黎明第24章「教育」

『黎明』(葦原瑞穂・著、太陽出版)第24章「教育」より抜粋要約

◎昔から本当の教師は、決して手取り足取りして教えるようなことはしませんでした。なぜなら、何であれその人が自分で導き出したもの以外は、その人にとって真に役立つものとは成らないからです。従って教師にできる仕事というのは、生徒が自分自身で答を出せるように手助けをするぐらいのもので、このようにして生徒が答を出したときに初めて、教師も答を得ることができるのです。

◎学習の価値はあくまでも、それぞれの生徒が現在の到達点からどれだけ進歩したかに置くべきで、他人との比較は何の意味もないことを、生徒は勿論、親や教師のひとりひとりが徹底して理解していなければなりません。

◎大人が自分自身の人生さえ謳歌していないのに、子供に対してこうしなければならないとか、ああしてはならないとか説教したところで、その人のいうことが真実ではないことは即座に判ってしまいます。まず大人自身が愛に因って生きることが必要です。そして子供のひとつひとつの行為を否定的に見るのではなく、子供に内在する神性の展開を、絶対的に信頼して観守っていくことが何よりも大切です。

例えば保育園でお遊戯をしようというときに、ひとりだけ皆と一緒にやらない子供がいたとします。このようなとき教師はどのように対応するでしょうか。もしこの子供に対して、皆と一緒にお遊戯をさせるように仕向けるのが教育だと考えているのでしたら、その方は速やかに退職して頂くのが世の中のためです。

子供がお遊戯をしない理由は色々ありますが、本人が心の底からそのようにしたいと言う気持が起きないのに、優しくなだめたり厳しく叱ったりして、皆と同じことをするように強要すれば、自分を偽って周囲の状況に合せることを覚えてしまいます。これでは世渡りは上手くなっても、真の生き方からは遠ざけてしまうことになるのです。そして周囲から良く評価されることを、自分の本当の意志に優先させることを続けていると、次第に自分の本当の意志が判らなくなり、その人の人生における役割を果すことができなくなってしまいます。同時に潜在意識の中では、自分の本当の意志が表現できないままでいるわけですから、これは色々なストレスとなって目に見える部分に現われてくるようになります。

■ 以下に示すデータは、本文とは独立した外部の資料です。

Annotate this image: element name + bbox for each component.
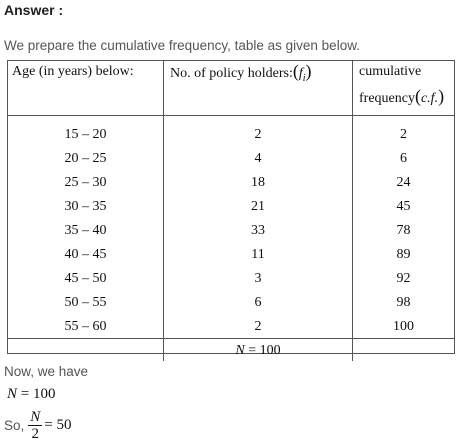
cumulative-frequency-cell: 45 [353, 194, 455, 218]
n-equation: N = 100 [7, 386, 55, 403]
cumulative-frequency-cell: 92 [353, 266, 455, 290]
frequency-cell: 18 [164, 170, 353, 194]
age-cell: 25 – 30 [8, 170, 164, 194]
table-row: 25 – 30 18 24 [8, 170, 454, 194]
age-cell: 35 – 40 [8, 218, 164, 242]
table-row: 45 – 50 3 92 [8, 266, 454, 290]
cumulative-frequency-cell: 89 [353, 242, 455, 266]
total-symbol: N [235, 343, 244, 358]
fraction-numerator: N [28, 409, 42, 426]
fraction-result: = 50 [44, 417, 71, 434]
now-text: Now, we have [4, 364, 88, 379]
total-empty-cell [8, 339, 164, 362]
cumulative-frequency-cell: 78 [353, 218, 455, 242]
frequency-cell: 2 [164, 116, 353, 147]
header-cumulative-frequency: cumulative frequency(c.f.) [353, 61, 455, 116]
age-cell: 30 – 35 [8, 194, 164, 218]
frequency-cell: 6 [164, 290, 353, 314]
age-cell: 40 – 45 [8, 242, 164, 266]
n-value: = 100 [17, 386, 55, 402]
cumulative-frequency-cell: 100 [353, 314, 455, 339]
header-cf-line2: frequency(c.f.) [359, 88, 454, 107]
table-row: 15 – 20 2 2 [8, 116, 454, 147]
frequency-cell: 3 [164, 266, 353, 290]
cumulative-frequency-cell: 98 [353, 290, 455, 314]
total-cell: N = 100 [164, 339, 353, 362]
answer-heading: Answer : [4, 2, 63, 18]
cumulative-frequency-cell: 2 [353, 116, 455, 147]
table-row: 50 – 55 6 98 [8, 290, 454, 314]
frequency-cell: 4 [164, 146, 353, 170]
table-row: 20 – 25 4 6 [8, 146, 454, 170]
header-cf-line1: cumulative [359, 63, 454, 80]
table-row: 55 – 60 2 100 [8, 314, 454, 339]
intro-text: We prepare the cumulative frequency, tab… [4, 38, 360, 53]
table-row: 40 – 45 11 89 [8, 242, 454, 266]
age-cell: 20 – 25 [8, 146, 164, 170]
frequency-table: Age (in years) below: No. of policy hold… [7, 60, 455, 354]
cumulative-frequency-cell: 6 [353, 146, 455, 170]
so-equation: So, N 2 = 50 [4, 405, 72, 445]
age-cell: 50 – 55 [8, 290, 164, 314]
frequency-cell: 2 [164, 314, 353, 339]
n-symbol: N [7, 386, 17, 402]
so-label: So, [4, 418, 24, 433]
frequency-cell: 33 [164, 218, 353, 242]
fraction-denominator: 2 [32, 426, 40, 442]
total-value: = 100 [245, 343, 281, 358]
header-policy-holders: No. of policy holders:(fi) [164, 61, 353, 116]
table-total-row: N = 100 [8, 339, 454, 362]
table-header-row: Age (in years) below: No. of policy hold… [8, 61, 454, 116]
header-age: Age (in years) below: [8, 61, 164, 116]
fraction: N 2 [28, 409, 42, 442]
frequency-cell: 21 [164, 194, 353, 218]
header-policy-label: No. of policy holders: [170, 66, 293, 81]
age-cell: 45 – 50 [8, 266, 164, 290]
frequency-cell: 11 [164, 242, 353, 266]
cumulative-frequency-cell: 24 [353, 170, 455, 194]
age-cell: 15 – 20 [8, 116, 164, 147]
total-empty-cell [353, 339, 455, 362]
header-cf-symbol: c.f. [421, 91, 438, 106]
table-row: 30 – 35 21 45 [8, 194, 454, 218]
age-cell: 55 – 60 [8, 314, 164, 339]
table-row: 35 – 40 33 78 [8, 218, 454, 242]
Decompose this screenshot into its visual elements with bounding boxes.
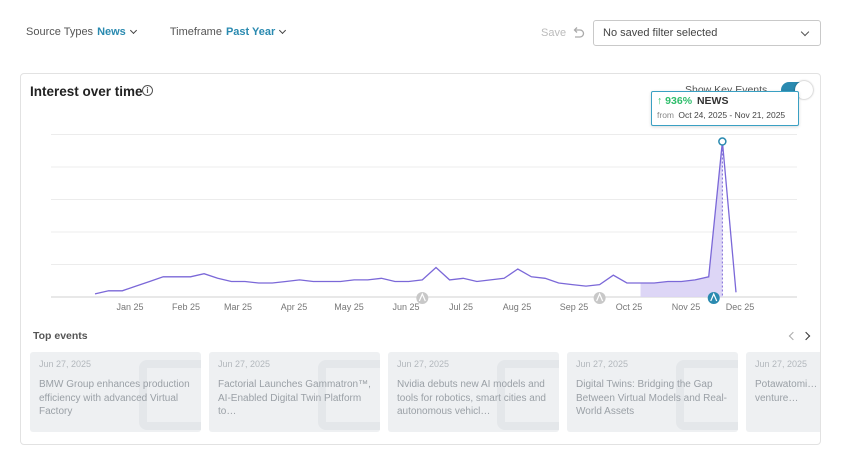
event-headline: BMW Group enhances production efficiency… <box>39 379 190 417</box>
event-headline: Factorial Launches Gammatron™, AI-Enable… <box>218 379 371 417</box>
event-card[interactable]: Jun 27, 2025 Nvidia debuts new AI models… <box>388 352 559 432</box>
x-tick-label: Jun 25 <box>392 302 419 312</box>
x-tick-label: Apr 25 <box>281 302 308 312</box>
toggle-knob <box>795 81 813 99</box>
save-button[interactable]: Save <box>541 27 567 39</box>
x-tick-label: Oct 25 <box>616 302 643 312</box>
timeframe-value: Past Year <box>225 26 276 38</box>
event-headline: Digital Twins: Bridging the Gap Between … <box>576 379 728 417</box>
source-types-label: Source Types <box>26 26 94 38</box>
chevron-down-icon <box>129 26 137 35</box>
tooltip-range: Oct 24, 2025 - Nov 21, 2025 <box>678 110 786 120</box>
event-date: Jun 27, 2025 <box>755 359 808 369</box>
tooltip-label: NEWS <box>696 95 729 107</box>
tooltip-from-label: from <box>657 110 674 120</box>
info-icon[interactable]: i <box>142 85 153 96</box>
x-tick-label: Aug 25 <box>503 302 532 312</box>
top-events-carousel: Jun 27, 2025 BMW Group enhances producti… <box>30 352 820 432</box>
card-title: Interest over time <box>30 84 143 99</box>
event-date: Jun 27, 2025 <box>218 359 271 369</box>
undo-icon[interactable] <box>571 26 585 40</box>
peak-point <box>718 137 727 146</box>
event-card[interactable]: Jun 27, 2025 Digital Twins: Bridging the… <box>567 352 738 432</box>
timeframe-label: Timeframe <box>169 26 222 38</box>
timeframe-filter[interactable]: Timeframe Past Year <box>169 26 287 38</box>
interest-over-time-card: Interest over time i Show Key Events Jan… <box>20 73 821 445</box>
filter-bar: Source Types News Timeframe Past Year <box>26 26 319 38</box>
key-event-icon <box>418 292 426 302</box>
x-tick-label: Jul 25 <box>449 302 473 312</box>
event-headline: Nvidia debuts new AI models and tools fo… <box>397 379 546 417</box>
peak-event-icon <box>710 292 718 302</box>
source-types-filter[interactable]: Source Types News <box>26 26 137 38</box>
event-date: Jun 27, 2025 <box>397 359 450 369</box>
news-watermark-icon <box>139 360 201 430</box>
x-tick-label: Sep 25 <box>560 302 589 312</box>
chevron-down-icon <box>279 26 287 35</box>
event-date: Jun 27, 2025 <box>39 359 92 369</box>
x-tick-label: Feb 25 <box>172 302 200 312</box>
arrow-up-icon: ↑ <box>657 95 663 107</box>
chevron-left-icon[interactable] <box>788 331 798 341</box>
event-headline: Potawatomi… and UltiSim… joint venture… <box>755 379 820 404</box>
saved-filter-select[interactable]: No saved filter selected <box>593 20 821 46</box>
key-event-icon <box>596 292 604 302</box>
x-tick-label: Mar 25 <box>224 302 252 312</box>
peak-tooltip: ↑ 936% NEWS from Oct 24, 2025 - Nov 21, … <box>651 91 799 126</box>
saved-filter-value: No saved filter selected <box>603 27 718 39</box>
x-tick-label: Nov 25 <box>672 302 701 312</box>
series-line <box>94 141 737 295</box>
event-date: Jun 27, 2025 <box>576 359 629 369</box>
top-events-title: Top events <box>33 330 88 342</box>
event-card[interactable]: Jun 27, 2025 Factorial Launches Gammatro… <box>209 352 380 432</box>
x-tick-label: Dec 25 <box>726 302 755 312</box>
source-types-value: News <box>97 26 126 38</box>
news-watermark-icon <box>497 360 559 430</box>
news-watermark-icon <box>318 360 380 430</box>
x-tick-label: May 25 <box>334 302 364 312</box>
tooltip-percent: 936% <box>665 95 693 107</box>
highlight-area <box>640 141 723 297</box>
news-watermark-icon <box>676 360 738 430</box>
event-card[interactable]: Jun 27, 2025 Potawatomi… and UltiSim… jo… <box>746 352 820 432</box>
interest-chart: Jan 25 Feb 25 Mar 25 Apr 25 May 25 Jun 25 Jul … <box>51 134 797 312</box>
event-card[interactable]: Jun 27, 2025 BMW Group enhances producti… <box>30 352 201 432</box>
chevron-down-icon <box>800 27 810 37</box>
x-tick-label: Jan 25 <box>116 302 143 312</box>
chevron-right-icon[interactable] <box>801 331 811 341</box>
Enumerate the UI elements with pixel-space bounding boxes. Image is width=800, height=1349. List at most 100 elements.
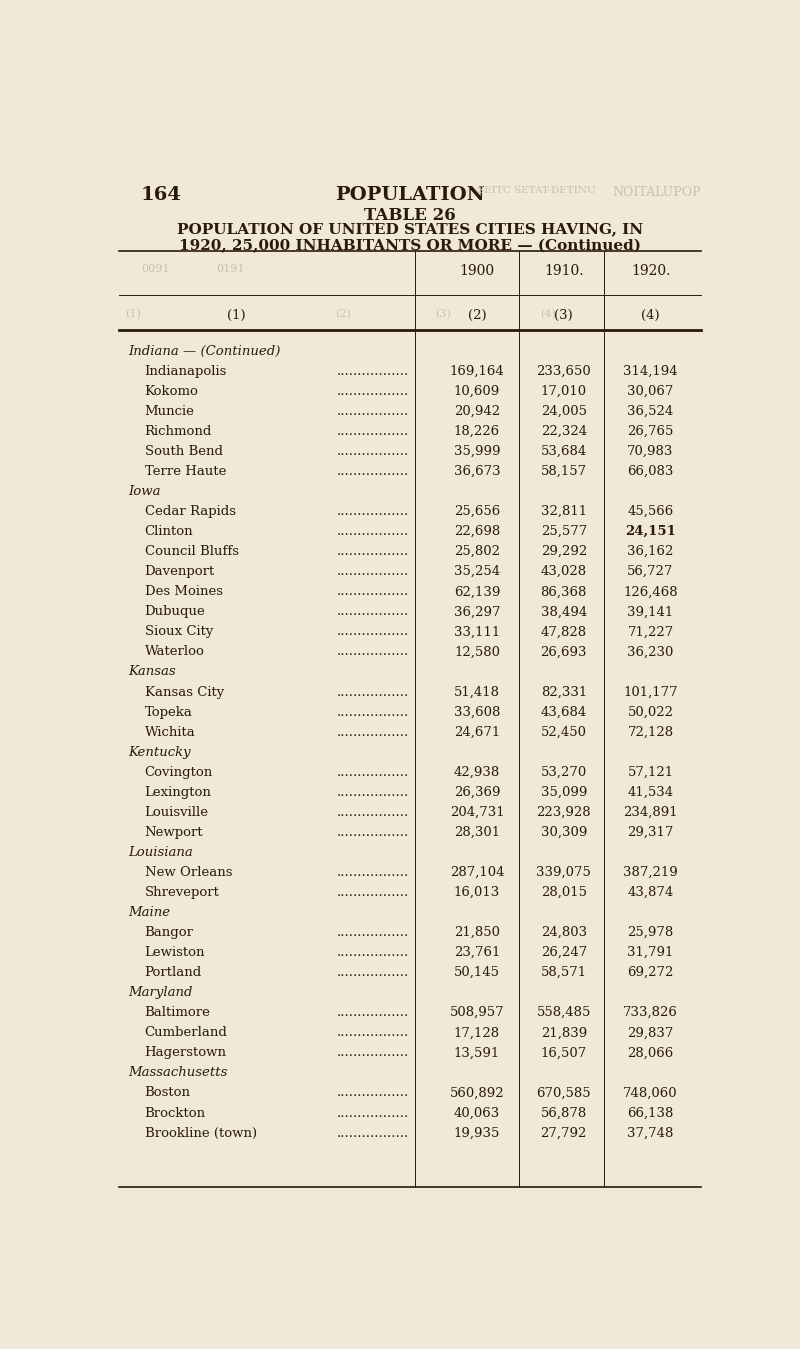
Text: Waterloo: Waterloo	[145, 645, 205, 658]
Text: Massachusetts: Massachusetts	[128, 1067, 227, 1079]
Text: .................: .................	[337, 565, 409, 579]
Text: .................: .................	[337, 525, 409, 538]
Text: 234,891: 234,891	[623, 805, 678, 819]
Text: 30,067: 30,067	[627, 384, 674, 398]
Text: (4): (4)	[540, 309, 556, 320]
Text: 17,128: 17,128	[454, 1027, 500, 1039]
Text: 62,139: 62,139	[454, 585, 500, 598]
Text: 43,874: 43,874	[627, 886, 674, 898]
Text: .................: .................	[337, 645, 409, 658]
Text: 58,571: 58,571	[541, 966, 587, 979]
Text: TABLE 26: TABLE 26	[364, 206, 456, 224]
Text: Cumberland: Cumberland	[145, 1027, 227, 1039]
Text: 39,141: 39,141	[627, 606, 674, 618]
Text: .................: .................	[337, 706, 409, 719]
Text: 204,731: 204,731	[450, 805, 504, 819]
Text: 36,673: 36,673	[454, 465, 500, 478]
Text: 223,928: 223,928	[537, 805, 591, 819]
Text: (2): (2)	[336, 309, 351, 320]
Text: POPULATION: POPULATION	[335, 186, 485, 204]
Text: .................: .................	[337, 726, 409, 739]
Text: 26,247: 26,247	[541, 946, 587, 959]
Text: 71,227: 71,227	[627, 626, 674, 638]
Text: 670,585: 670,585	[537, 1086, 591, 1099]
Text: 24,671: 24,671	[454, 726, 500, 739]
Text: Brockton: Brockton	[145, 1106, 206, 1120]
Text: 38,494: 38,494	[541, 606, 587, 618]
Text: (3): (3)	[435, 309, 450, 320]
Text: 53,270: 53,270	[541, 766, 587, 778]
Text: 24,803: 24,803	[541, 925, 587, 939]
Text: 25,802: 25,802	[454, 545, 500, 558]
Text: 29,292: 29,292	[541, 545, 587, 558]
Text: 36,230: 36,230	[627, 645, 674, 658]
Text: 26,369: 26,369	[454, 785, 500, 799]
Text: 36,297: 36,297	[454, 606, 500, 618]
Text: 56,878: 56,878	[541, 1106, 587, 1120]
Text: Council Bluffs: Council Bluffs	[145, 545, 238, 558]
Text: POPULATION OF UNITED STATES CITIES HAVING, IN: POPULATION OF UNITED STATES CITIES HAVIN…	[177, 223, 643, 236]
Text: Sioux City: Sioux City	[145, 626, 213, 638]
Text: 26,693: 26,693	[541, 645, 587, 658]
Text: (2): (2)	[468, 309, 486, 322]
Text: 82,331: 82,331	[541, 685, 587, 699]
Text: 16,507: 16,507	[541, 1047, 587, 1059]
Text: .................: .................	[337, 606, 409, 618]
Text: 101,177: 101,177	[623, 685, 678, 699]
Text: 42,938: 42,938	[454, 766, 500, 778]
Text: 33,111: 33,111	[454, 626, 500, 638]
Text: 35,099: 35,099	[541, 785, 587, 799]
Text: 18,226: 18,226	[454, 425, 500, 438]
Text: 35,254: 35,254	[454, 565, 500, 579]
Text: Indiana — (Continued): Indiana — (Continued)	[128, 345, 280, 357]
Text: Clinton: Clinton	[145, 525, 194, 538]
Text: 10,609: 10,609	[454, 384, 500, 398]
Text: 126,468: 126,468	[623, 585, 678, 598]
Text: 33,608: 33,608	[454, 706, 500, 719]
Text: 57,121: 57,121	[627, 766, 674, 778]
Text: 1920, 25,000 INHABITANTS OR MORE — (Continued): 1920, 25,000 INHABITANTS OR MORE — (Cont…	[179, 239, 641, 254]
Text: 23,761: 23,761	[454, 946, 500, 959]
Text: 13,591: 13,591	[454, 1047, 500, 1059]
Text: 66,138: 66,138	[627, 1106, 674, 1120]
Text: Lewiston: Lewiston	[145, 946, 205, 959]
Text: .................: .................	[337, 1086, 409, 1099]
Text: Richmond: Richmond	[145, 425, 212, 438]
Text: Des Moines: Des Moines	[145, 585, 222, 598]
Text: 12,580: 12,580	[454, 645, 500, 658]
Text: .................: .................	[337, 805, 409, 819]
Text: .................: .................	[337, 405, 409, 418]
Text: New Orleans: New Orleans	[145, 866, 232, 880]
Text: .................: .................	[337, 766, 409, 778]
Text: Baltimore: Baltimore	[145, 1006, 210, 1020]
Text: NOITALUPOP: NOITALUPOP	[613, 186, 702, 198]
Text: Iowa: Iowa	[128, 486, 160, 498]
Text: 53,684: 53,684	[541, 445, 587, 457]
Text: 748,060: 748,060	[623, 1086, 678, 1099]
Text: .................: .................	[337, 966, 409, 979]
Text: 28,015: 28,015	[541, 886, 586, 898]
Text: Shreveport: Shreveport	[145, 886, 219, 898]
Text: 32,811: 32,811	[541, 505, 587, 518]
Text: .................: .................	[337, 384, 409, 398]
Text: .................: .................	[337, 626, 409, 638]
Text: Kokomo: Kokomo	[145, 384, 198, 398]
Text: 50,145: 50,145	[454, 966, 500, 979]
Text: .................: .................	[337, 886, 409, 898]
Text: 50,022: 50,022	[627, 706, 674, 719]
Text: 17,010: 17,010	[541, 384, 587, 398]
Text: Lexington: Lexington	[145, 785, 211, 799]
Text: 25,656: 25,656	[454, 505, 500, 518]
Text: 22,324: 22,324	[541, 425, 587, 438]
Text: 20,942: 20,942	[454, 405, 500, 418]
Text: 26,765: 26,765	[627, 425, 674, 438]
Text: .................: .................	[337, 1047, 409, 1059]
Text: 28,066: 28,066	[627, 1047, 674, 1059]
Text: Dubuque: Dubuque	[145, 606, 206, 618]
Text: 31,791: 31,791	[627, 946, 674, 959]
Text: Wichita: Wichita	[145, 726, 195, 739]
Text: 0191: 0191	[216, 263, 245, 274]
Text: 24,151: 24,151	[625, 525, 676, 538]
Text: 43,684: 43,684	[541, 706, 587, 719]
Text: .................: .................	[337, 1126, 409, 1140]
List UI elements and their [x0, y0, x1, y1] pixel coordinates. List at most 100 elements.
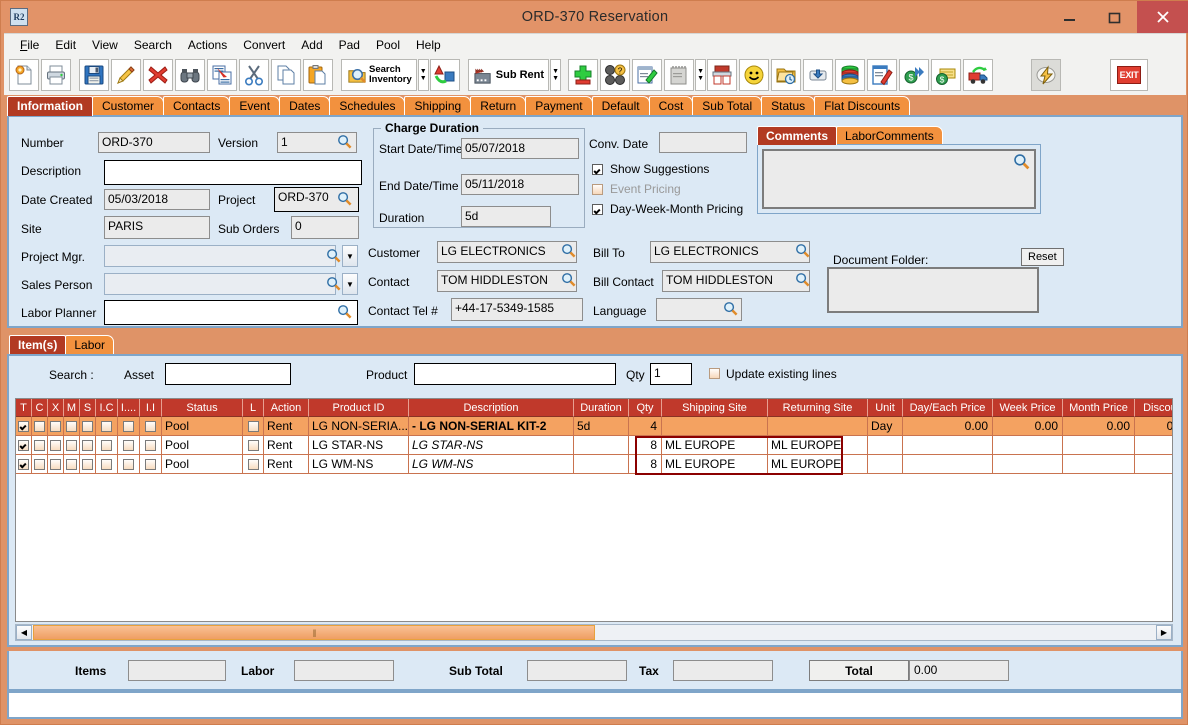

教育は、子供達が人生上で出逢う様々な問題を、自分自身で解決していくことができるようになるための、手助けをするものでなくてはなりません。そのためには知識の伝達だけではなく、精神的方法について教えなければなりませんし、それが単なる知識に留まることなく、あらゆる状況において内在の智慧を発動できるようになるための、訓練を伴っているべきです。